When asked how they felt about ‘a vaccine passport being required to attend live events’, 67% of respondents selected ‘I’m OK with this’, with 13% saying it would be essential for them. Younger audiences are less comfortable with this idea, with 37% of Under 35s saying they felt uncomfortable compared to 14% of Over 65s.
57% of respondents have engaged with culture online since March 2020, and of those who have, 51% have done so four or more times. Continued interest in culture online remains strong and fairly consistent, with those who say they are ‘Interested’ or ‘Very interested’ in engaging in future dropping slightly to 37% compared to its highest level of 42% in January.
When asked how their attitude might change when they are able to attend a suitable variety of in-person cultural activities, 26% of March respondents said they would continue to engage with and pay for online content, with a further 7% engaging only for free content and 59% saying they would still consider it.
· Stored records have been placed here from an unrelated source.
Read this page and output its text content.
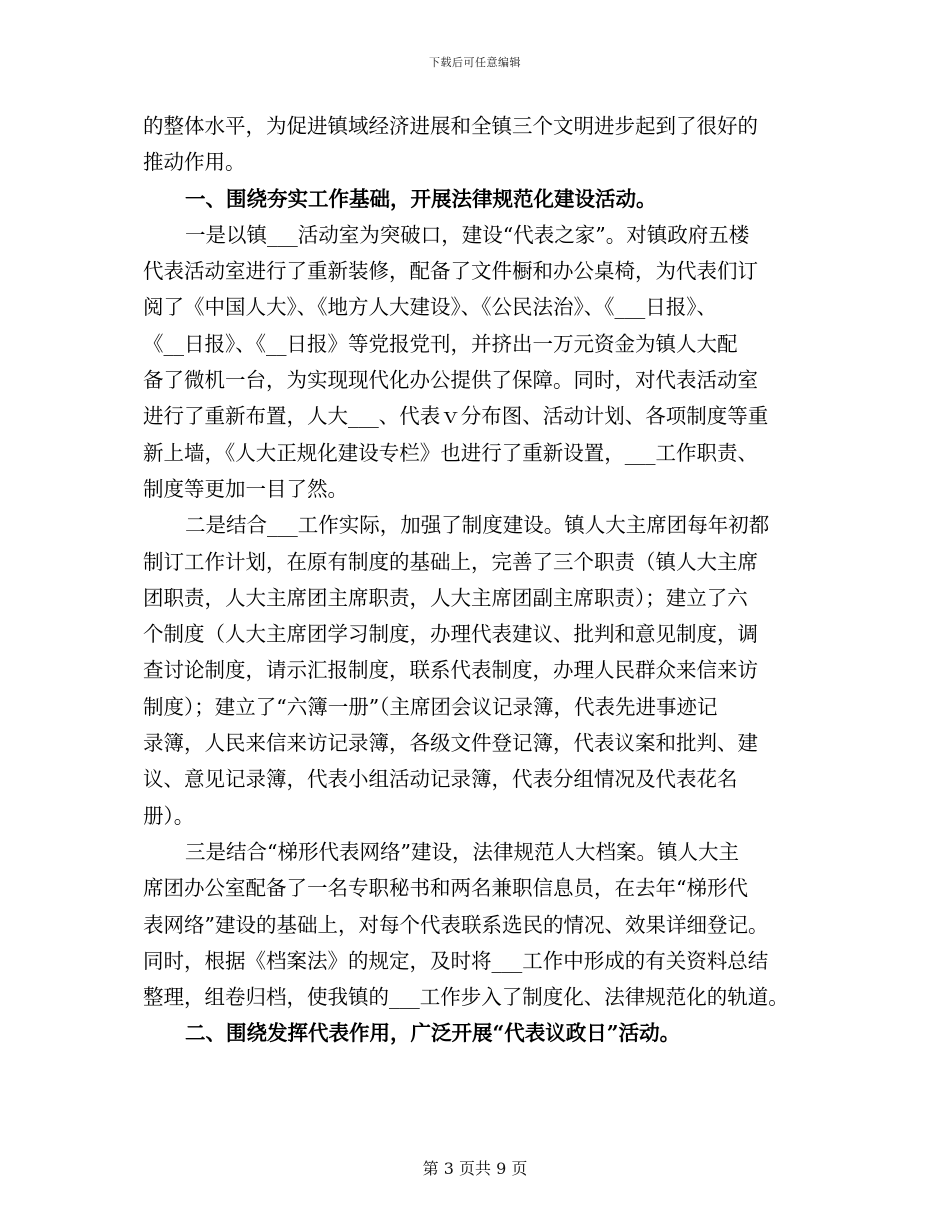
下载后可任意编辑
的整体水平，为促进镇域经济进展和全镇三个文明进步起到了很好的
推动作用。
一、围绕夯实工作基础，开展法律规范化建设活动。
一是以镇___活动室为突破口，建设“代表之家”。对镇政府五楼
代表活动室进行了重新装修，配备了文件橱和办公桌椅，为代表们订
阅了《中国人大》、《地方人大建设》、《公民法治》、《___日报》、
《__日报》、《__日报》等党报党刊，并挤出一万元资金为镇人大配
备了微机一台，为实现现代化办公提供了保障。同时，对代表活动室
进行了重新布置，人大___、代表ｖ分布图、活动计划、各项制度等重
新上墙，《人大正规化建设专栏》也进行了重新设置，___工作职责、
制度等更加一目了然。
二是结合___工作实际，加强了制度建设。镇人大主席团每年初都
制订工作计划，在原有制度的基础上，完善了三个职责（镇人大主席
团职责，人大主席团主席职责，人大主席团副主席职责）；建立了六
个制度（人大主席团学习制度，办理代表建议、批判和意见制度，调
查讨论制度，请示汇报制度，联系代表制度，办理人民群众来信来访
制度）；建立了“六簿一册”（主席团会议记录簿，代表先进事迹记
录簿，人民来信来访记录簿，各级文件登记簿，代表议案和批判、建
议、意见记录簿，代表小组活动记录簿，代表分组情况及代表花名
册）。
三是结合“梯形代表网络”建设，法律规范人大档案。镇人大主
席团办公室配备了一名专职秘书和两名兼职信息员，在去年“梯形代
表网络”建设的基础上，对每个代表联系选民的情况、效果详细登记。
同时，根据《档案法》的规定，及时将___工作中形成的有关资料总结
整理，组卷归档，使我镇的___工作步入了制度化、法律规范化的轨道。
二、围绕发挥代表作用，广泛开展“代表议政日”活动。
第 3 页共 9 页
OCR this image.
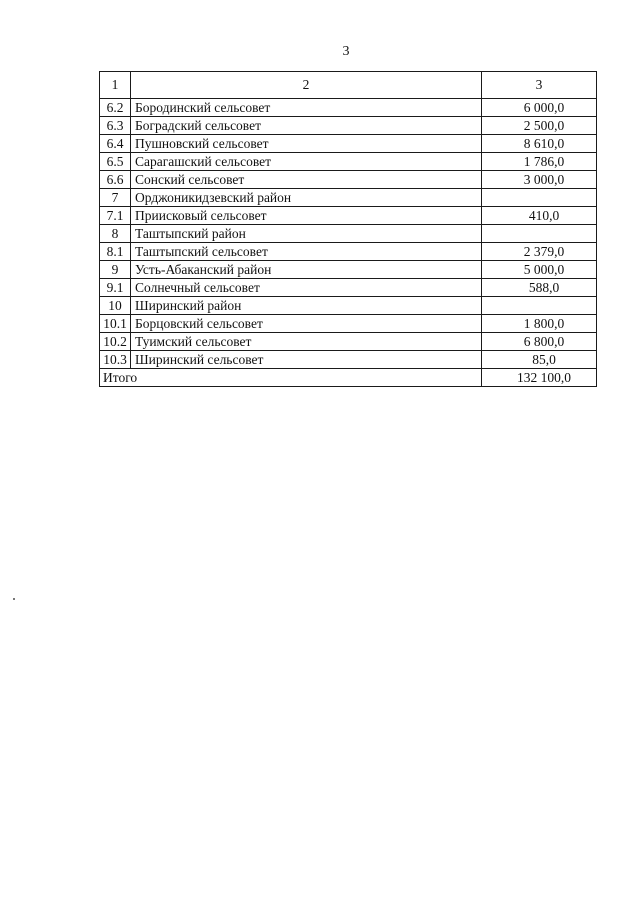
3
1	2	3
6.2	Бородинский сельсовет	6 000,0
6.3	Боградский сельсовет	2 500,0
6.4	Пушновский сельсовет	8 610,0
6.5	Сарагашский сельсовет	1 786,0
6.6	Сонский сельсовет	3 000,0
7	Орджоникидзевский район	
7.1	Приисковый сельсовет	410,0
8	Таштыпский район	
8.1	Таштыпский сельсовет	2 379,0
9	Усть-Абаканский район	5 000,0
9.1	Солнечный сельсовет	588,0
10	Ширинский район	
10.1	Борцовский сельсовет	1 800,0
10.2	Туимский сельсовет	6 800,0
10.3	Ширинский сельсовет	85,0
Итого		132 100,0
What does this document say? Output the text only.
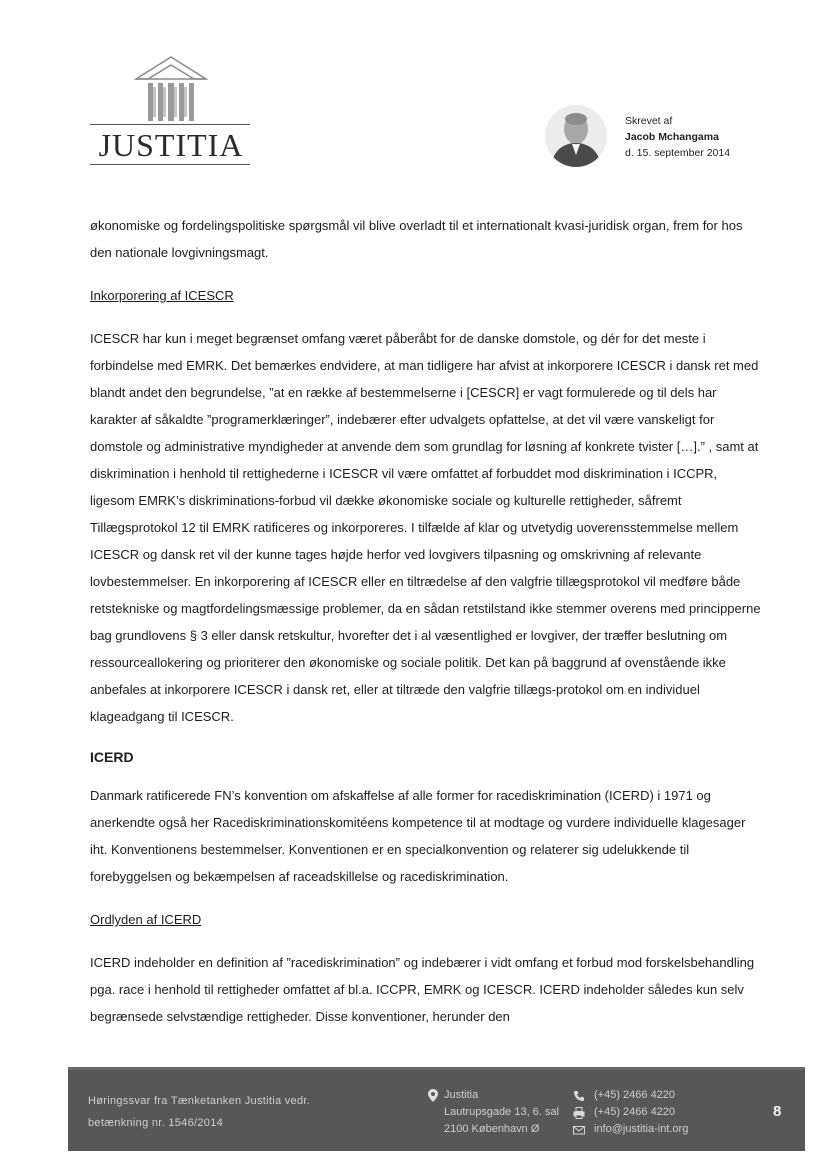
JUSTITIA
Skrevet af
Jacob Mchangama
d. 15. september 2014

økonomiske og fordelingspolitiske spørgsmål vil blive overladt til et internationalt kvasi-juridisk organ, frem for hos den nationale lovgivningsmagt.

Inkorporering af ICESCR

ICESCR har kun i meget begrænset omfang været påberåbt for de danske domstole, og dér for det meste i forbindelse med EMRK. Det bemærkes endvidere, at man tidligere har afvist at inkorporere ICESCR i dansk ret med blandt andet den begrundelse, ”at en række af bestemmelserne i [CESCR] er vagt formulerede og til dels har karakter af såkaldte ”programerklæringer”, indebærer efter udvalgets opfattelse, at det vil være vanskeligt for domstole og administrative myndigheder at anvende dem som grundlag for løsning af konkrete tvister […].” , samt at diskrimination i henhold til rettighederne i ICESCR vil være omfattet af forbuddet mod diskrimination i ICCPR, ligesom EMRK’s diskriminations-forbud vil dække økonomiske sociale og kulturelle rettigheder, såfremt Tillægsprotokol 12 til EMRK ratificeres og inkorporeres. I tilfælde af klar og utvetydig uoverensstemmelse mellem ICESCR og dansk ret vil der kunne tages højde herfor ved lovgivers tilpasning og omskrivning af relevante lovbestemmelser. En inkorporering af ICESCR eller en tiltrædelse af den valgfrie tillægsprotokol vil medføre både retstekniske og magtfordelingsmæssige problemer, da en sådan retstilstand ikke stemmer overens med principperne bag grundlovens § 3 eller dansk retskultur, hvorefter det i al væsentlighed er lovgiver, der træffer beslutning om ressourceallokering og prioriterer den økonomiske og sociale politik. Det kan på baggrund af ovenstående ikke anbefales at inkorporere ICESCR i dansk ret, eller at tiltræde den valgfrie tillægs-protokol om en individuel klageadgang til ICESCR.

ICERD

Danmark ratificerede FN’s konvention om afskaffelse af alle former for racediskrimination (ICERD) i 1971 og anerkendte også her Racediskriminationskomitéens kompetence til at modtage og vurdere individuelle klagesager iht. Konventionens bestemmelser. Konventionen er en specialkonvention og relaterer sig udelukkende til forebyggelsen og bekæmpelsen af raceadskillelse og racediskrimination.

Ordlyden af ICERD

ICERD indeholder en definition af ”racediskrimination” og indebærer i vidt omfang et forbud mod forskelsbehandling pga. race i henhold til rettigheder omfattet af bl.a. ICCPR, EMRK og ICESCR. ICERD indeholder således kun selv begrænsede selvstændige rettigheder. Disse konventioner, herunder den

Høringssvar fra Tænketanken Justitia vedr.
betænkning nr. 1546/2014
Justitia
Lautrupsgade 13, 6. sal
2100 København Ø
(+45) 2466 4220
(+45) 2466 4220
info@justitia-int.org
8
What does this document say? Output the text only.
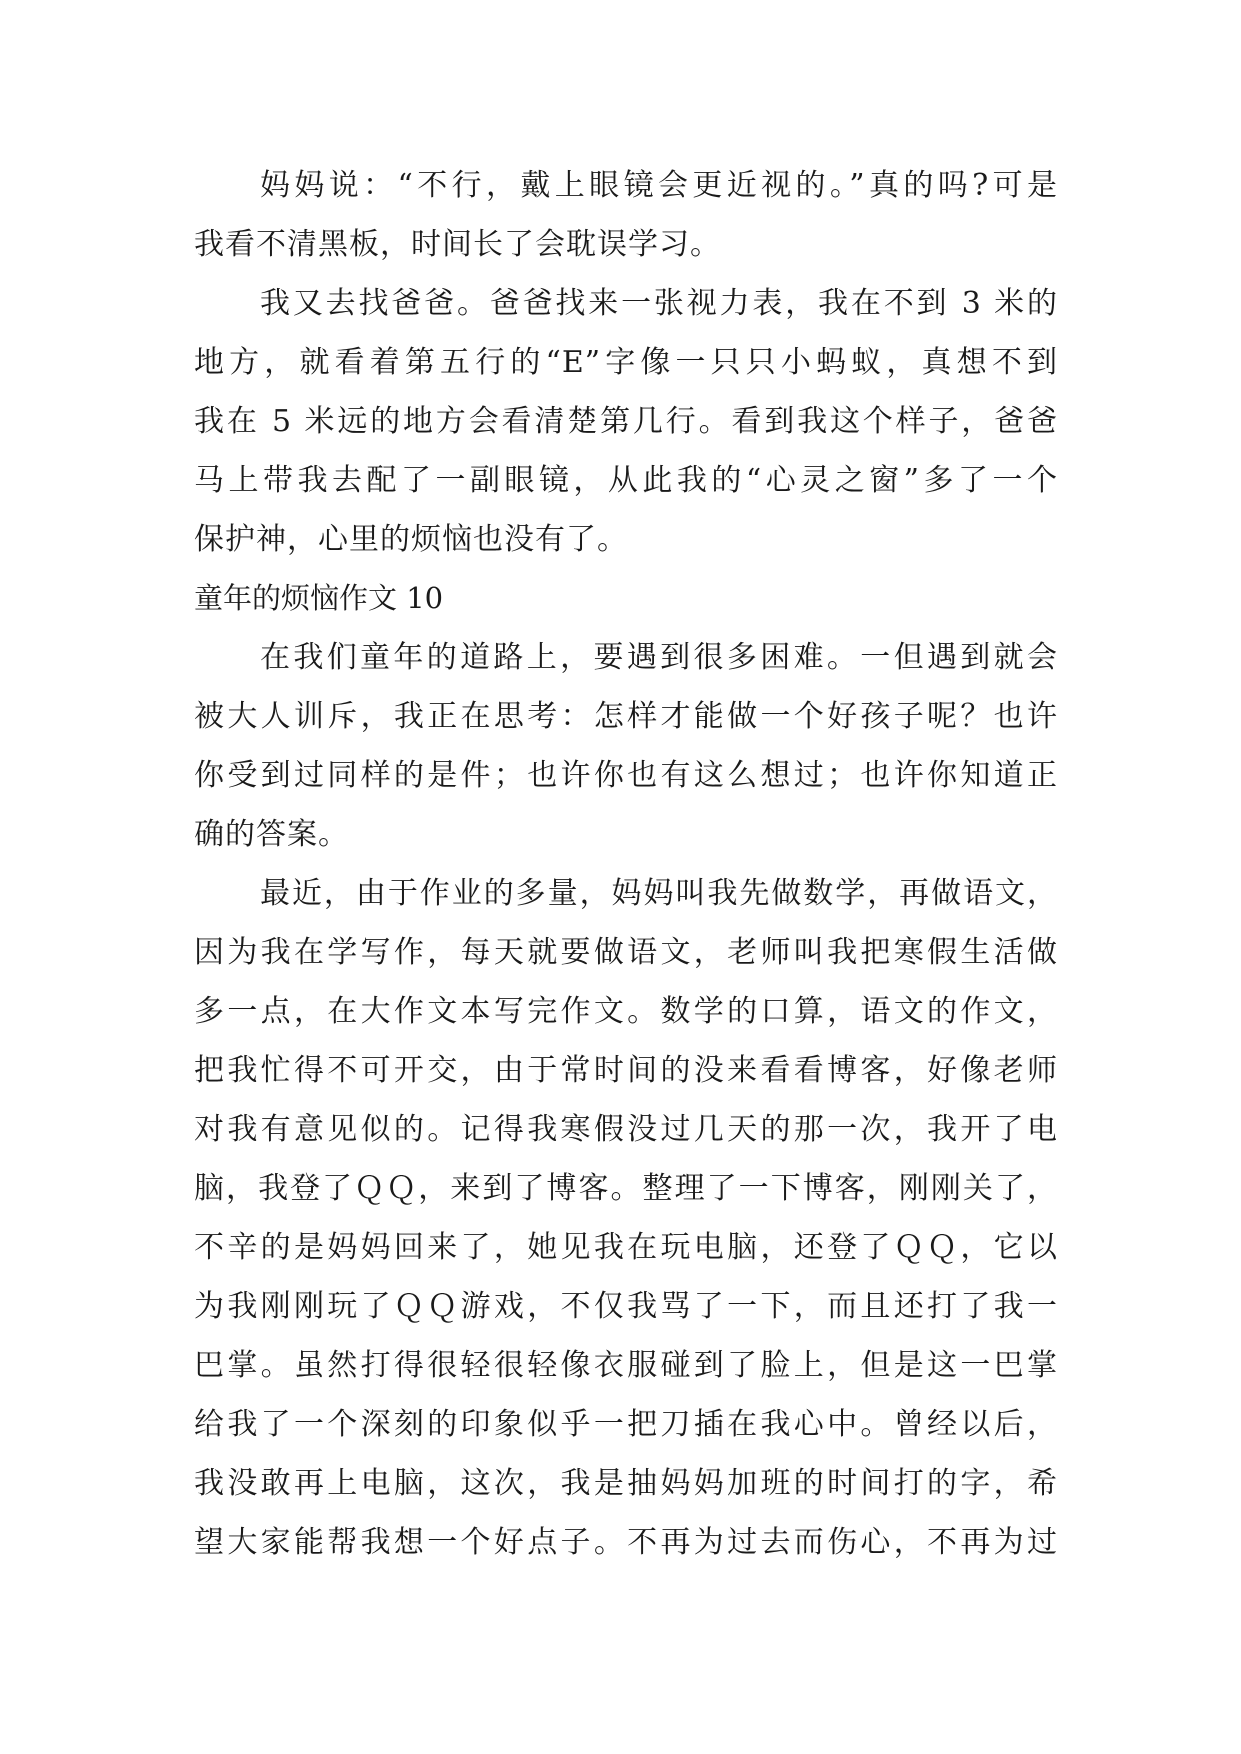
妈妈说：“不行，戴上眼镜会更近视的。”真的吗?可是
我看不清黑板，时间长了会耽误学习。
我又去找爸爸。爸爸找来一张视力表，我在不到 3 米的
地方，就看着第五行的“E”字像一只只小蚂蚁，真想不到
我在 5 米远的地方会看清楚第几行。看到我这个样子，爸爸
马上带我去配了一副眼镜，从此我的“心灵之窗”多了一个
保护神，心里的烦恼也没有了。
童年的烦恼作文 10
在我们童年的道路上，要遇到很多困难。一但遇到就会
被大人训斥，我正在思考：怎样才能做一个好孩子呢？也许
你受到过同样的是件；也许你也有这么想过；也许你知道正
确的答案。
最近，由于作业的多量，妈妈叫我先做数学，再做语文，
因为我在学写作，每天就要做语文，老师叫我把寒假生活做
多一点，在大作文本写完作文。数学的口算，语文的作文，
把我忙得不可开交，由于常时间的没来看看博客，好像老师
对我有意见似的。记得我寒假没过几天的那一次，我开了电
脑，我登了ＱＱ，来到了博客。整理了一下博客，刚刚关了，
不辛的是妈妈回来了，她见我在玩电脑，还登了ＱＱ，它以
为我刚刚玩了ＱＱ游戏，不仅我骂了一下，而且还打了我一
巴掌。虽然打得很轻很轻像衣服碰到了脸上，但是这一巴掌
给我了一个深刻的印象似乎一把刀插在我心中。曾经以后，
我没敢再上电脑，这次，我是抽妈妈加班的时间打的字，希
望大家能帮我想一个好点子。不再为过去而伤心，不再为过
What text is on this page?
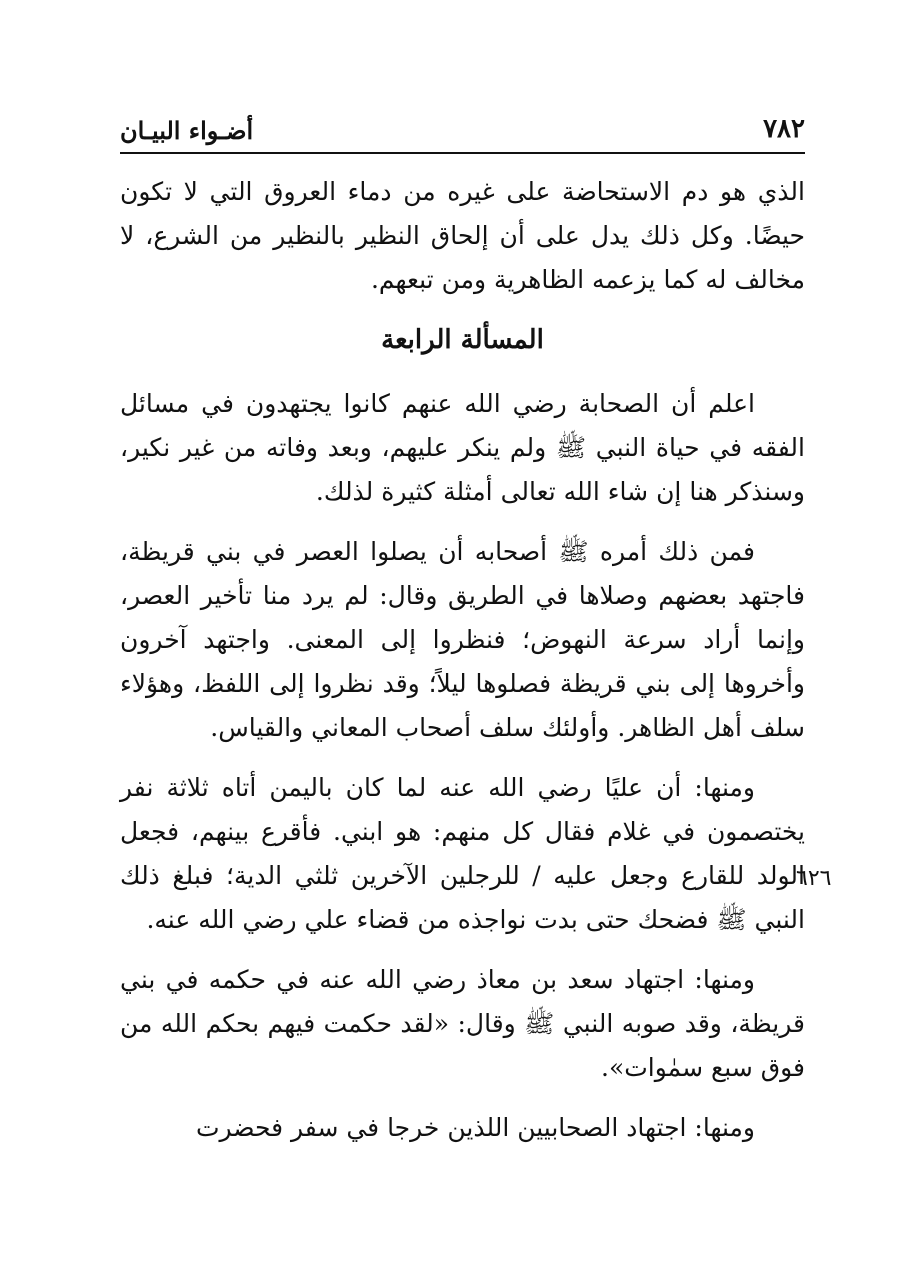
٧٨٢
أضـواء البيـان
٦٢٦

الذي هو دم الاستحاضة على غيره من دماء العروق التي لا تكون حيضًا. وكل ذلك يدل على أن إلحاق النظير بالنظير من الشرع، لا مخالف له كما يزعمه الظاهرية ومن تبعهم.

المسألة الرابعة

اعلم أن الصحابة رضي الله عنهم كانوا يجتهدون في مسائل الفقه في حياة النبي ﷺ ولم ينكر عليهم، وبعد وفاته من غير نكير، وسنذكر هنا إن شاء الله تعالى أمثلة كثيرة لذلك.

فمن ذلك أمره ﷺ أصحابه أن يصلوا العصر في بني قريظة، فاجتهد بعضهم وصلاها في الطريق وقال: لم يرد منا تأخير العصر، وإنما أراد سرعة النهوض؛ فنظروا إلى المعنى. واجتهد آخرون وأخروها إلى بني قريظة فصلوها ليلاً؛ وقد نظروا إلى اللفظ، وهؤلاء سلف أهل الظاهر. وأولئك سلف أصحاب المعاني والقياس.

ومنها: أن عليًا رضي الله عنه لما كان باليمن أتاه ثلاثة نفر يختصمون في غلام فقال كل منهم: هو ابني. فأقرع بينهم، فجعل الولد للقارع وجعل عليه / للرجلين الآخرين ثلثي الدية؛ فبلغ ذلك النبي ﷺ فضحك حتى بدت نواجذه من قضاء علي رضي الله عنه.

ومنها: اجتهاد سعد بن معاذ رضي الله عنه في حكمه في بني قريظة، وقد صوبه النبي ﷺ وقال: «لقد حكمت فيهم بحكم الله من فوق سبع سمٰوات».

ومنها: اجتهاد الصحابيين اللذين خرجا في سفر فحضرت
Under 45s are most likely to continue to engage with and pay for online content in future, but a consistently low proportion across all age groups – between 3% and 11% – say they will not engage at all in future.
The Culture Restart Audience & Visitor Tracker is the successor to Indigo Ltd’s After the Interval sentiment tracker. Developed by the Insights Alliance – Indigo Ltd, Baker Richards and One Further – the Tracker has been following sentiments and confidence of cultural audiences since October 2020. Reports have been released regularly, with Baker Richards providing analysis of the data and results shared in an interactive dashboard created by One Further.
This update reports on fieldwork from cultural organisations including theatres, arts centres and touring companies across the UK during since October 2020, and does not cover the West End. 75% of respondents usually attend culture four or more times per year. There have so far been over 42,000 responses from 70 participating cultural organisations.
Robin Cantrill-Fenwick, CEO of Baker Richards, said:
“The growth in future bookings and the proportion of respondents considering booking soon shows that there is undoubtedly latent demand for live events which is now beginning to unlock.
“However, the speed with which promoters are switching back to undistanced seating plans may be deterring more than a third of previously frequent attenders from booking. We will continue to track audience sentiment in the coming months to support recovery.”
Katy Raines, Co-Founder and Partner of Indigo Ltd, said:
“It is brilliant to see how much confidence levels have grown among our respondents in the last two months. However, over the last year of tracking cultural audience sentiment, we have seen how quickly and significantly audience confidence can fluctuate, and how factors such as age and disability affect confidence levels.
“We know from our research just how important the first return visit is for building audience confidence. So, as venues prepare to reopen in the coming months, it is vital that cultural organisations put the varied needs of different audience groups at the centre of their planning in order to ensure a successful return to live events.”
Chris Unitt, Founder of One Further, said:
“Over the last year, audiences have engaged with cultural organisations in completely new ways, and it has become clear that the majority want and expect to continue to do this in future. The latest Culture Restart figures point to a strong ongoing appetite for digital content, with organisations able to reach large segments of new and existing audiences who cannot attend particular events in person, due to geography or other reasons.
“As cultural organisations prepare to resume in-person activity, there is a real opportunity to consider how this shift in cultural engagement can be used to develop new audiences, broaden reach and increase revenue.”